津軽は奇人・変人の多いところである。「津軽奇人伝」(原子昭三著)という本があるほどで、さらには一冊では書ききれず「続津軽奇人伝」まで発行された。以前のブログでも書いたが(2013.10.4)、個人的に津軽を代表する奇人、変人を挙げると、小説家の佐藤愛子の祖父、佐藤弥六、慈善運動家の佐々木五三郎、今東光の父、今武平、冒険家の笹森儀助、中国革命に協力した山田良政、純三郎兄弟、考現学の今和次郎、版画家の棟方志功、小説家の葛西善蔵、画家の平尾魯仙がいる。詩人の福士幸次郎もよほど変わっており、佐藤紅緑に息子のサトウハチロウの教育的監視を頼まれていながら、変人ハチロウも驚くほど、無邪気に過ごす人物である。これらの奇人・変人の共通するのは、多くは貧乏であり、ある意味、生活破綻者と言ってもいいかもしれない。奥さんや子供には相当な苦労を強いた。今なら、奥さんは早々に離婚していたであろう。最近でいえば、奇跡のリンゴで有名な木村秋則さんもそうである。一旦、何かに熱中すると、金も家族も目に入らず、一気に進んでいく、こうした生き方をした。
この津軽の奇人、変人の系譜の中に一人また加わった。画家、版画家の今純三である。兄の考現学を作った早稲田大学教授の今和次郎も一生、ジャンバーで通すという変わった人であったが、それでも早稲田の先生をしていて、生活的に困ることはなかった。ところが、弟の今純三は、青森県立師範学校の絵の先生をし、定期的な収入があり、生徒からも愛されていたが、突如、芸術は一部の金持ちのためではない、良い絵を安い値段でみんなに買ってもらい楽しんでもらおうと、学校を辞め、自宅で印刷を始めた。エッチングの薬品や機材を買って、朝から晩まで自分で作品を描いて、一家総出で印刷した。ただ絵は安くても売れず、次第に貧乏になっていく。それなのに怪我をしたカラスを拾ってきて、家で飼い、家がカラスのクソだらけになったり、またある日は、愛していたレコードを斧で叩き割り、蓄音機は分解されてエッチングの機械の一部となった。金がなく、魚屋から安値で鱈とホッケの頭50ほどを買ってきて塩辛のような酒のつまみを作って売ろうとするが、結局、娘の弁当におかずになる。そうした貧窮の中で病気となり亡くなる。遺骨は今家の墓所に埋められるが、墓石がなく、参拝者がその辺の小石を遺骨の埋まっているあたりに立てて供養する。
今純三の娘、小倉ミキが書いた「父・今純三のこと」にはこうしたエピソードがたくさん書かれている。県立師範学校の生徒や多くの人からは慕われ、この本には追悼文も収められている。津軽の人は情熱的な教育者になることが多く、知人の一人、浜田英一は、純三の死ぬ一週間前に病院で会った際に、次のような言葉を聞いた。全文を引用する。

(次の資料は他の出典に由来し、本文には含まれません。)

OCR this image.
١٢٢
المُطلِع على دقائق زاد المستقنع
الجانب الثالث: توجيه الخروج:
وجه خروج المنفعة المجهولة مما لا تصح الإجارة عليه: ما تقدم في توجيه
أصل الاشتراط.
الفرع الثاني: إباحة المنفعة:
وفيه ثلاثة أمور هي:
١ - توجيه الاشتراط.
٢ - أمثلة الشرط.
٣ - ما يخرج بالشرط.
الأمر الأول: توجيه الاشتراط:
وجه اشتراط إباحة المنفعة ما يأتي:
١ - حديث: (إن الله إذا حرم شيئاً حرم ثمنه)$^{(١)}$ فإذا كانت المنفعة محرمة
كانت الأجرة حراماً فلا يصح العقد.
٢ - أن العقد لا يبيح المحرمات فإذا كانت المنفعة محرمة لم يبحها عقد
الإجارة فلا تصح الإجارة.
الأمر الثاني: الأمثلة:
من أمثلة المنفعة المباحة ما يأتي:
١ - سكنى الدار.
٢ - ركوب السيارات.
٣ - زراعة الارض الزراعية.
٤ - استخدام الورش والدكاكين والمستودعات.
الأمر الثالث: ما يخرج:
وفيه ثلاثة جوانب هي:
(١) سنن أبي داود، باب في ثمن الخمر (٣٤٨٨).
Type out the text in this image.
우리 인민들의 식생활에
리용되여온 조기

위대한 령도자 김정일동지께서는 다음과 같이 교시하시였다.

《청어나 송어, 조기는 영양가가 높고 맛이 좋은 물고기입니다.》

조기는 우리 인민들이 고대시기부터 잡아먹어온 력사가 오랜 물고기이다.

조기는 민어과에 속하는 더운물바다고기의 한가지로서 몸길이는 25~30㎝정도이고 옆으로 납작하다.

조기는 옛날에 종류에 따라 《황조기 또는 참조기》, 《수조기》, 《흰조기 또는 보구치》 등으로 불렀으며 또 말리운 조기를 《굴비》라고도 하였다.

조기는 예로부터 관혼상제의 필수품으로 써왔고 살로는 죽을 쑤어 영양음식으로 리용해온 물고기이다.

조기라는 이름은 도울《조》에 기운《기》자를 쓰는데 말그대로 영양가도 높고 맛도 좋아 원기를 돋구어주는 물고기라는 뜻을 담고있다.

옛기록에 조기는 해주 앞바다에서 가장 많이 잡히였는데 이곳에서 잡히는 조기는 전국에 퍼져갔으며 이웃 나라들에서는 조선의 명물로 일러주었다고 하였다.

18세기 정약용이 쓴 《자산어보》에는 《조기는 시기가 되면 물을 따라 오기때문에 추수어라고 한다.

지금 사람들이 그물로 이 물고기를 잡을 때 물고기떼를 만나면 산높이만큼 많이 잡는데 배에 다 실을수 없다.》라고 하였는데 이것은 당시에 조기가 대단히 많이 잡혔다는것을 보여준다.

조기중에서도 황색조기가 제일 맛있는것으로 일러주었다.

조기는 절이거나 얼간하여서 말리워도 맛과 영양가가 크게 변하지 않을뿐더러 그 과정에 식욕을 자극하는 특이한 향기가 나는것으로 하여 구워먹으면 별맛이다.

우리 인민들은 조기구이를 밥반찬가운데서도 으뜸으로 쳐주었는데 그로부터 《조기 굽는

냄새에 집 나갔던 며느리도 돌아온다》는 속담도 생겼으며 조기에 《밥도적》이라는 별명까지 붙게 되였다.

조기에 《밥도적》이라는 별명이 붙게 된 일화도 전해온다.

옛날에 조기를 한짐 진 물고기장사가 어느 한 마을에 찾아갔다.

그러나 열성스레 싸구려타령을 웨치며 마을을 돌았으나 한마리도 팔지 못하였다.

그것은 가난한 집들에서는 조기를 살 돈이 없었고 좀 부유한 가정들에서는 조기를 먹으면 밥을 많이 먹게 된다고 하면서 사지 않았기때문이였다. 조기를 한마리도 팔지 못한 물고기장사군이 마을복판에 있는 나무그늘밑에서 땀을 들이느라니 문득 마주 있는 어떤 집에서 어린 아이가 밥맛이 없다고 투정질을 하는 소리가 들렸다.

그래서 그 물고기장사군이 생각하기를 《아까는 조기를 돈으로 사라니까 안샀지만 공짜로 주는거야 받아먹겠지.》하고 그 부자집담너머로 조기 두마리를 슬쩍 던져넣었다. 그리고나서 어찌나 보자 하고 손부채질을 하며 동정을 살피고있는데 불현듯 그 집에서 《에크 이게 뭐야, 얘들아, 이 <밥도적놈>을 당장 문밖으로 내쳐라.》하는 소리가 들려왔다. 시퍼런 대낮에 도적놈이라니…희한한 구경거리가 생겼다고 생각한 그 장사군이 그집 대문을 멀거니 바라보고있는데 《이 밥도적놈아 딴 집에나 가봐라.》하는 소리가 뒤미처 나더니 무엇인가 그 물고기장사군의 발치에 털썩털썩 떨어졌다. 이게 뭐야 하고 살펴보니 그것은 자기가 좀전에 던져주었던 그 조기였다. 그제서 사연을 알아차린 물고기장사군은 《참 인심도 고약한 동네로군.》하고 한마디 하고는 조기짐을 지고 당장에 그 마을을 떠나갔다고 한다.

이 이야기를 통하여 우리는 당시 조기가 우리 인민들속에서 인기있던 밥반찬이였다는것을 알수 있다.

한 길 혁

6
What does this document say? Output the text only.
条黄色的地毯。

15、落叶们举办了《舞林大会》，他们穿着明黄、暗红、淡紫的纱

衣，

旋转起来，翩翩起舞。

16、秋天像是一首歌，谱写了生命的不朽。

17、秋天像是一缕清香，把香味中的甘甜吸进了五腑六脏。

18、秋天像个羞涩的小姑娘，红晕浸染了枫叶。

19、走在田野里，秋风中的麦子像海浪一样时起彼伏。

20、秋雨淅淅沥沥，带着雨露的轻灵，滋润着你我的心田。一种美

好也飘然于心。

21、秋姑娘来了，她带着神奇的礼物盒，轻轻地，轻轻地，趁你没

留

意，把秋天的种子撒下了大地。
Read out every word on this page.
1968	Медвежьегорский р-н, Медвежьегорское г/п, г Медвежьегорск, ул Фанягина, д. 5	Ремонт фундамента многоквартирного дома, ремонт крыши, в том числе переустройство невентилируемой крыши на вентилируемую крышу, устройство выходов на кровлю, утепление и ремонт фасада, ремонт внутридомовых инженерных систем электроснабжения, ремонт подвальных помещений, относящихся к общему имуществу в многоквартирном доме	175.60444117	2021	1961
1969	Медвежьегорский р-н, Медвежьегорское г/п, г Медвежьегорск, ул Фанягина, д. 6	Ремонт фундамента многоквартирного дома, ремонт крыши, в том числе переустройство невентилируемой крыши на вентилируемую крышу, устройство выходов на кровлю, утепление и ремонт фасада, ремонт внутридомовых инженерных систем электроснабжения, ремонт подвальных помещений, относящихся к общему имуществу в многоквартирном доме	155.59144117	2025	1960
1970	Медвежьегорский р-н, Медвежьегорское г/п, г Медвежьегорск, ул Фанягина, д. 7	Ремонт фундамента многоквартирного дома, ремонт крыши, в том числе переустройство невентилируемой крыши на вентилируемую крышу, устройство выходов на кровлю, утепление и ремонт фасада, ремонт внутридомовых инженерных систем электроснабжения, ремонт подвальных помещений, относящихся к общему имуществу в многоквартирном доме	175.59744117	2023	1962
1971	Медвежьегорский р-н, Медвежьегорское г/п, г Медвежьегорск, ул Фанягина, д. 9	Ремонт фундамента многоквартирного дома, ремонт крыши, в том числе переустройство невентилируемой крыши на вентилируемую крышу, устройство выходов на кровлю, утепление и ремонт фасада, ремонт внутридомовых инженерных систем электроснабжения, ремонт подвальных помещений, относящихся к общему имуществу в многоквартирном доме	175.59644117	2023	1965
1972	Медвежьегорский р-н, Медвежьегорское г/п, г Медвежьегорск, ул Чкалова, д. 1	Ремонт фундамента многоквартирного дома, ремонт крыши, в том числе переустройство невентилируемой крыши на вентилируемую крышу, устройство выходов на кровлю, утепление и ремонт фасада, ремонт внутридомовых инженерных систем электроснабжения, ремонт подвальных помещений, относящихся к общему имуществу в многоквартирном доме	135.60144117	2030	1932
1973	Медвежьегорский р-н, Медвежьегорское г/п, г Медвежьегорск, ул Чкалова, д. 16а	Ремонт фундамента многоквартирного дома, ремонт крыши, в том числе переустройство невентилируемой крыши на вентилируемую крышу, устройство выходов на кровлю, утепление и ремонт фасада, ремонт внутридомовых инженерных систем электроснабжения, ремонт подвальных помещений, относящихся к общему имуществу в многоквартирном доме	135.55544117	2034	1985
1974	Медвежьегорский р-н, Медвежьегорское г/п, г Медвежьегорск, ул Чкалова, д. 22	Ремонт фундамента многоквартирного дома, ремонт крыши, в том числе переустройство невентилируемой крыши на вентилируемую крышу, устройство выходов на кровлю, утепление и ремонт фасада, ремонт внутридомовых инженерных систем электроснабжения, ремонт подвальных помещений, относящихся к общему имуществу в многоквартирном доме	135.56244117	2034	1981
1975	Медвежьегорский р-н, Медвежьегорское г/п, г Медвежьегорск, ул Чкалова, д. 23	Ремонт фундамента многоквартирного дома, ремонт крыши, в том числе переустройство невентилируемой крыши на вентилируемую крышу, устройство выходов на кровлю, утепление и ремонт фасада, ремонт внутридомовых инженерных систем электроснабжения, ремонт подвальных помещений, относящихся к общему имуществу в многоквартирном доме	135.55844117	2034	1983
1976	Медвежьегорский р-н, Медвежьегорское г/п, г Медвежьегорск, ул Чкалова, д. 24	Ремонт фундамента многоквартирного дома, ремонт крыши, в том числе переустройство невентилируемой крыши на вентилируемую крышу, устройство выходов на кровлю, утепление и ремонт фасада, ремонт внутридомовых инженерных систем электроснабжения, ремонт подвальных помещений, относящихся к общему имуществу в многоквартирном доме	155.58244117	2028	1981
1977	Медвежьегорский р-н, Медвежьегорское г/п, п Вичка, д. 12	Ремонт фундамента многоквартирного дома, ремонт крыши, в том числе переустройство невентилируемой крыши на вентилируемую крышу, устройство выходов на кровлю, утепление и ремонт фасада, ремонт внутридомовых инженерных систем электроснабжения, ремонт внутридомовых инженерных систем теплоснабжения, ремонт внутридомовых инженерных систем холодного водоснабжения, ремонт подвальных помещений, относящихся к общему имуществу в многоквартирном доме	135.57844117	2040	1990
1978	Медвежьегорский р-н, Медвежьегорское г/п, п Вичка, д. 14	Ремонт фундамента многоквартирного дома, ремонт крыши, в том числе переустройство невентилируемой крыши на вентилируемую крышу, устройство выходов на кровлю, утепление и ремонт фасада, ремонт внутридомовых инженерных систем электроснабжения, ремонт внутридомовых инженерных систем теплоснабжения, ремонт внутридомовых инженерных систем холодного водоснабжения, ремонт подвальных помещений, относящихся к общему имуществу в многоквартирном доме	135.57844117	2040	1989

「私は思うのだが、情熱とは、最初に思ったことを生涯やり続ける意志があることだと思う。それはなかなか大変だ。まず、カンナガラを集め、木屑の木っ葉を集めてくる。一本のマッチで点火をし、次に小割りの薪をくべてしばらく炎が勢いづき、徐々に大きな薪を燃やし、石炭も石油も燃やし続け、最後に、鉱脈の中に青い炎に点火することだ。けれども、なかなかその鉱脈に点火しがたいのだ。プツリと、そこで燃やし続けた火が消える。そんなことがあるものだ。しかし、もう一度初めに戻って、カンナガラを集め、小さな薪を燃やすことから始めようとするには、前の五倍も十倍もの勇気がいると思う。そしてまた燃やし続けるのだが、人の生命には限りがあって、途中で命が尽き、そこで倒れる。鉱脈に点火することが出来なかったりする。それだっていいじゃないかーー私はそうは思っていない。」
レンブラントの晩年の言葉に「一人広野を行く時も高く頭をもたげ微笑みてゆけ」と同じ精神だと浜田はいう。貧困のため、友人、知人からの見舞いの食品に喜ぶ子供たち、感謝する妻を残して死にゆく画家の最後の言葉である。名もない、金もない画家が人生を嘆いて、あえて負け惜しみの発言をしたわけではない。高貴な奇人である。